Search This Blog

Monday, January 18, 2016

GST from the people save the day for oil shocked Malaysia

In the 1990s, then Prime Minister Mahathir Mohamad crowned his modernisation of Malaysia with a new administrative city of Putrajaya and the world's tallest twin towers built using cash from the national oil company Petronas.

And until 2014, about a third of government revenues came from Petroliam Nasional (Petronas) - the sole Malaysian entry in the Fortune 500 list of the largest companies in the world.

Petronas, with operations in 50 countries, reported turnover of RM188 billion (S$61.1 billion) for the first nine months of last year, and net profit of RM23.8 billion.

But the seemingly bottomless dive in oil prices over the past 18 months has ended the days of Malaysia living like a trust-fund kid. A dim global economic outlook has also depressed another major Malaysian commodity export, palm oil, as its price follows global oil gyrations.

Malaysia will announce a Budget revision on Jan 28 to take into account lower oil prices, as the current Budget is based on average oil prices of US$48 a barrel. The government said each US$1 drop in oil prices slashes RM300 million from its annual revenue.

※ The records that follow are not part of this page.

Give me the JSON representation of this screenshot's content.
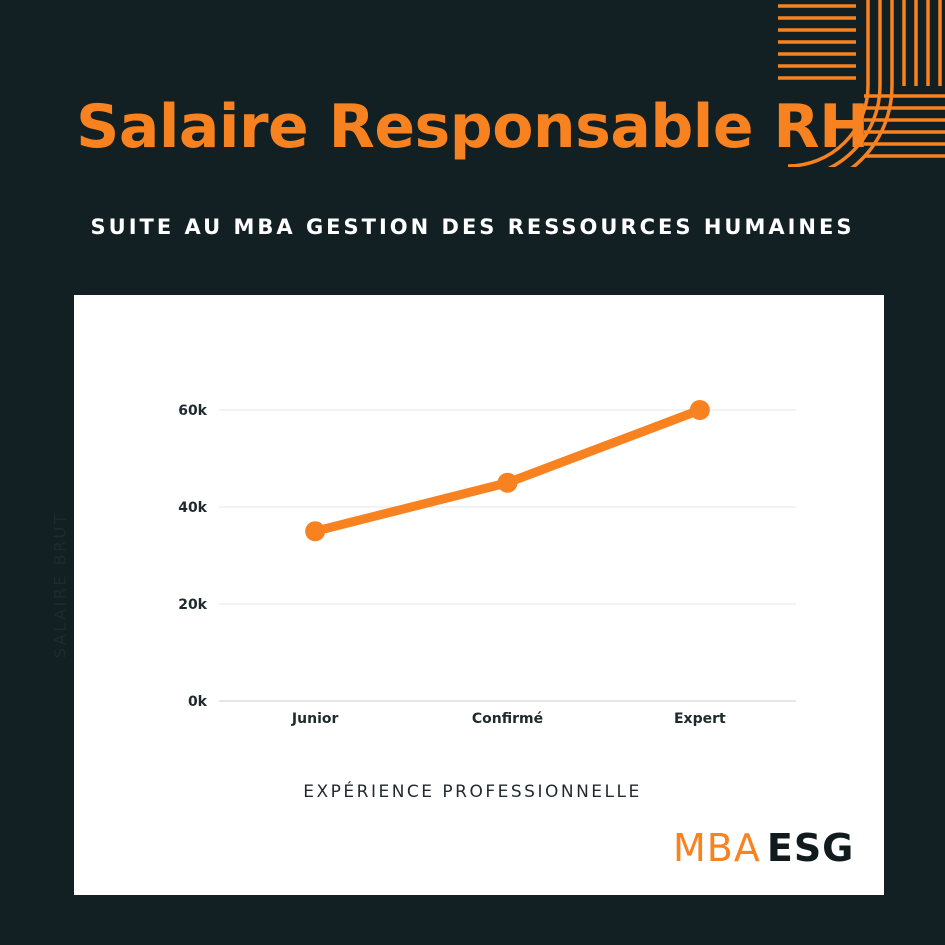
{
  "header": {
    "title": "Salaire Responsable RH",
    "subtitle": "SUITE AU MBA GESTION DES RESSOURCES HUMAINES"
  },
  "colors": {
    "background": "#121f23",
    "accent": "#f7821f",
    "card": "#ffffff",
    "text_dark": "#1e2a2e"
  },
  "decoration": {
    "icon": "orange-striped-arc-pattern"
  },
  "chart_data": {
    "type": "line",
    "title": "Salaire Responsable RH",
    "subtitle": "SUITE AU MBA GESTION DES RESSOURCES HUMAINES",
    "xlabel": "EXPÉRIENCE PROFESSIONNELLE",
    "ylabel": "SALAIRE BRUT",
    "categories": [
      "Junior",
      "Confirmé",
      "Expert"
    ],
    "series": [
      {
        "values": [
          35000,
          45000,
          60000
        ],
        "color": "#f7821f"
      }
    ],
    "ylim": [
      0,
      60000
    ],
    "yticks": [
      0,
      20000,
      40000,
      60000
    ],
    "ytick_labels": [
      "0k",
      "20k",
      "40k",
      "60k"
    ],
    "grid": true,
    "legend": "none"
  },
  "logo": {
    "mba": "MBA",
    "esg": "ESG"
  }
}
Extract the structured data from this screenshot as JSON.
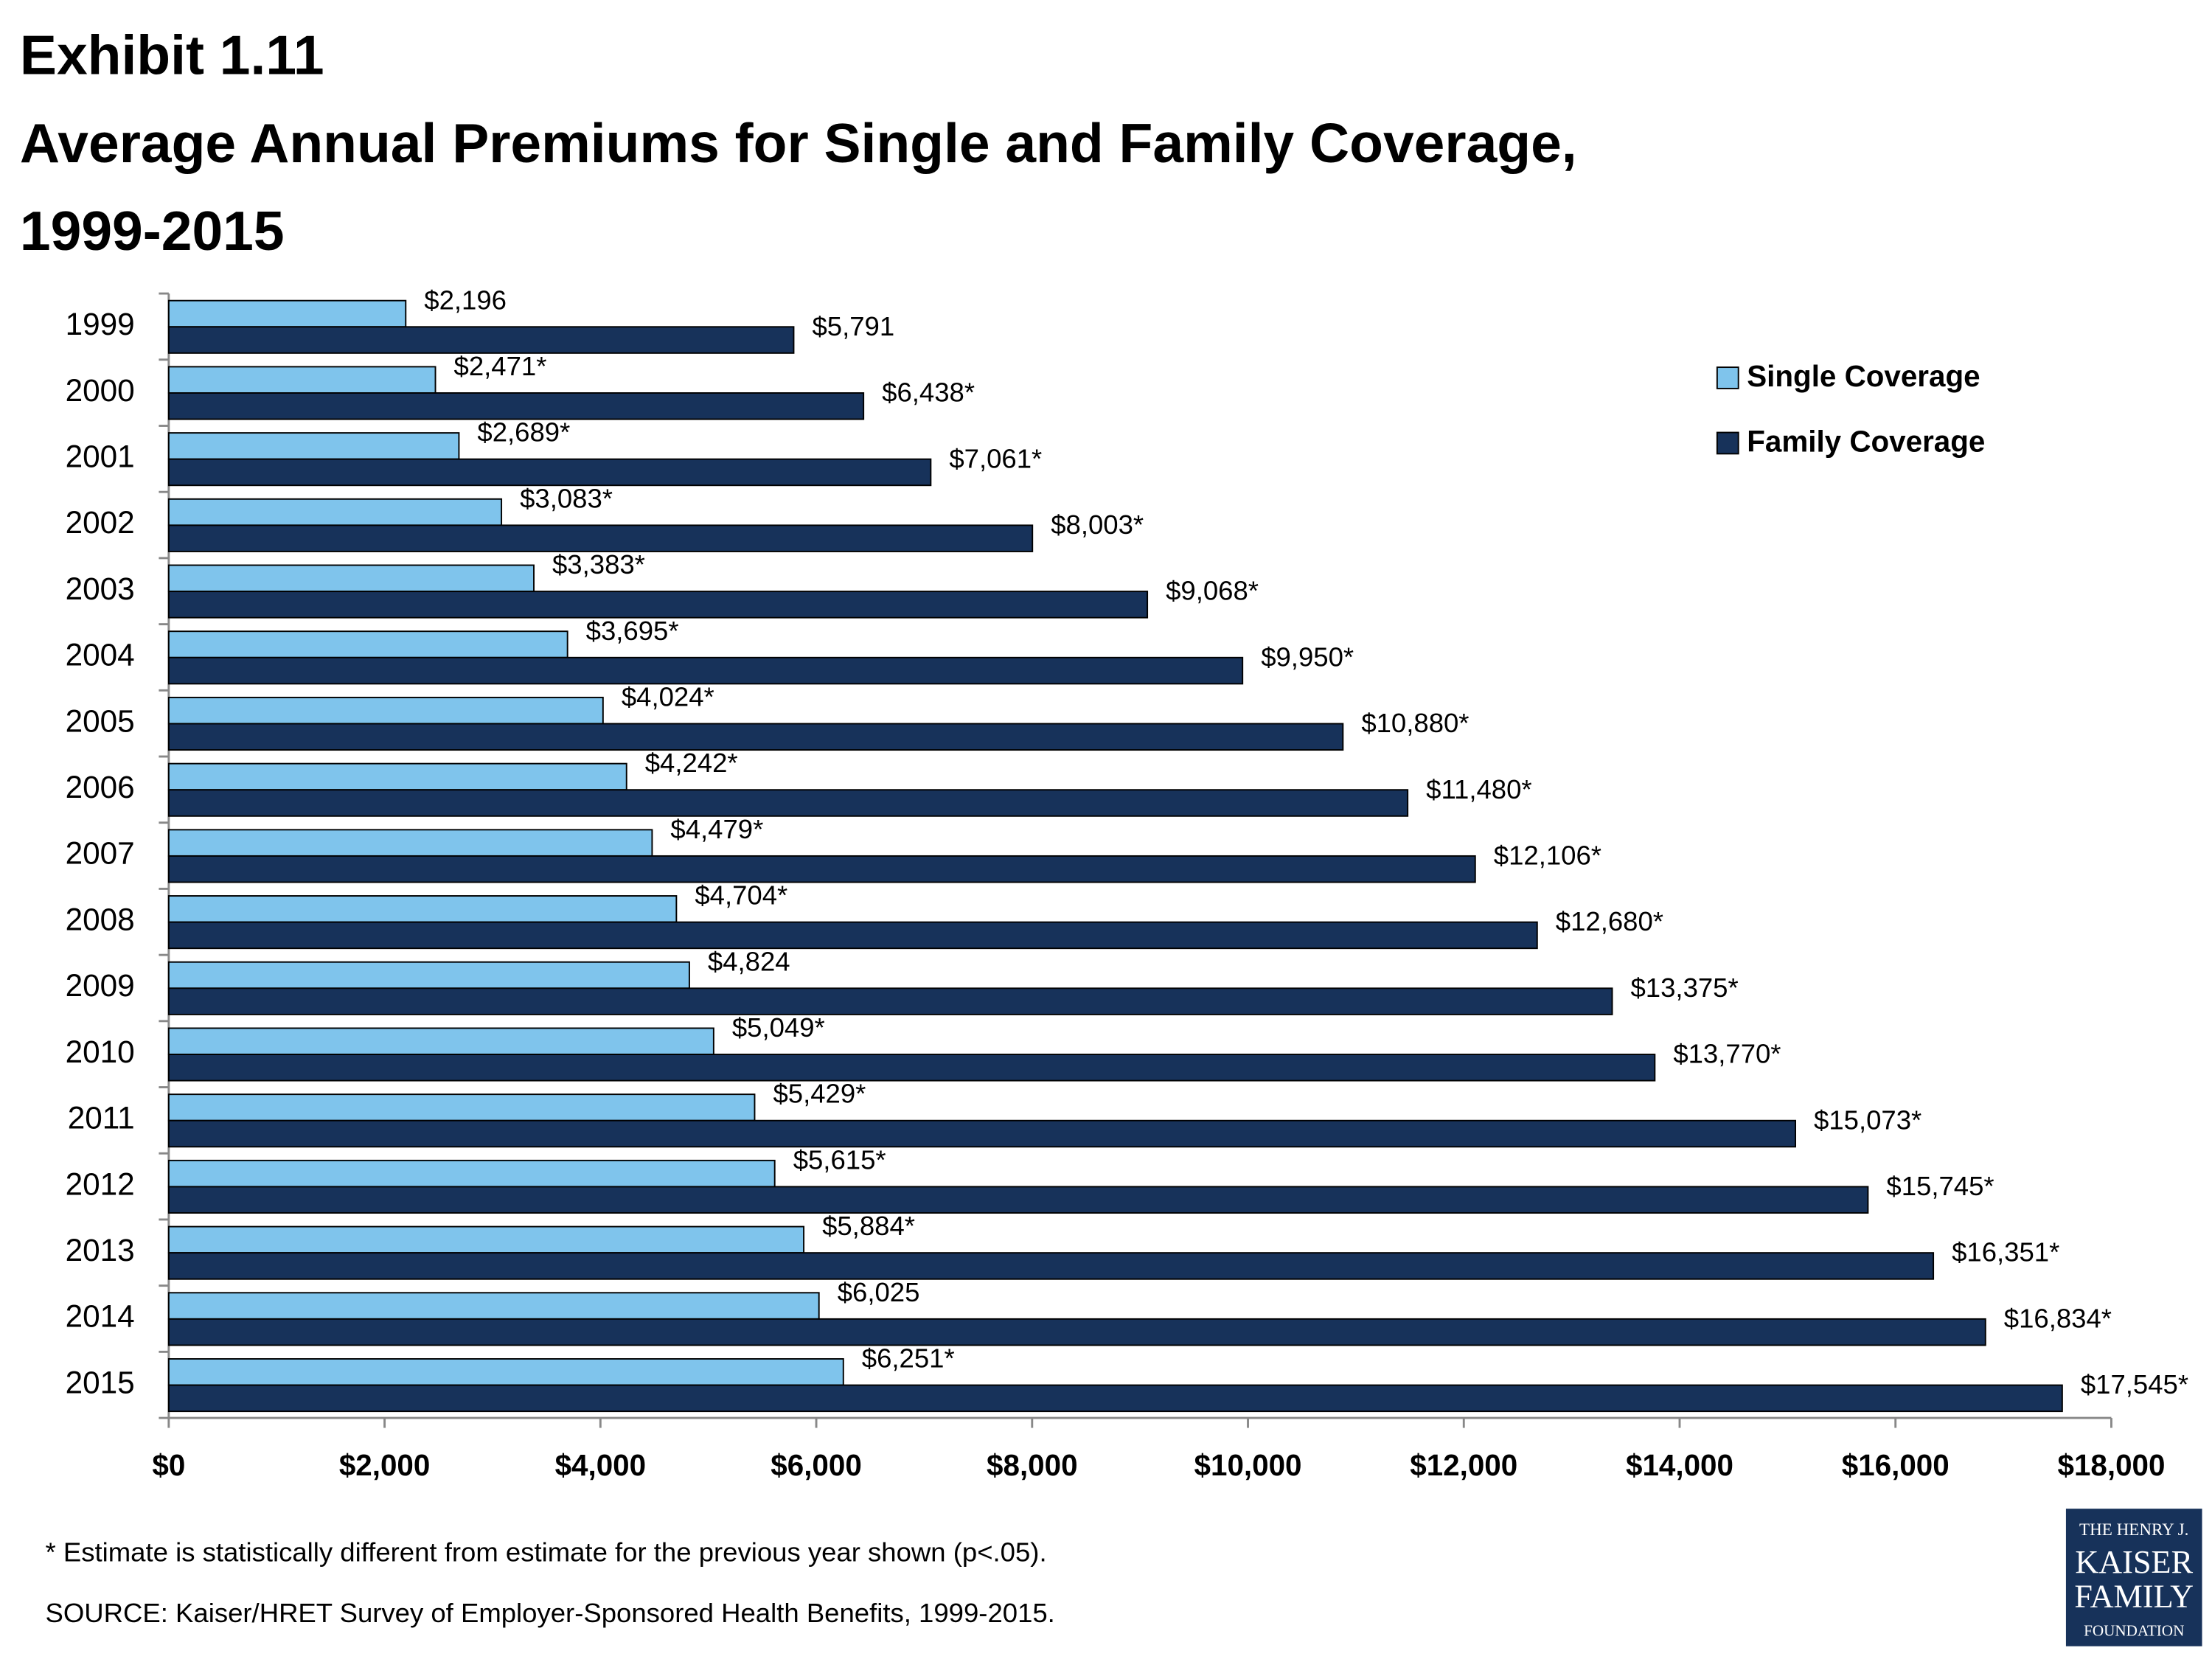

Some leading banks, such as Goldman Sachs, are looking at US$20 a barrel as a possibility. Brent crude for March delivery traded in Europe ended the week at US$28.94 a barrel.

Prime Minister Najib Razak, who is also Finance Minister, has touted the 6 per cent goods and services tax (GST) as Malaysia's "saviour".

But while last year's introduction of GST will provide a much-needed RM40 billion to make up for lost oil revenue, it will rip out a huge chunk from private consumption.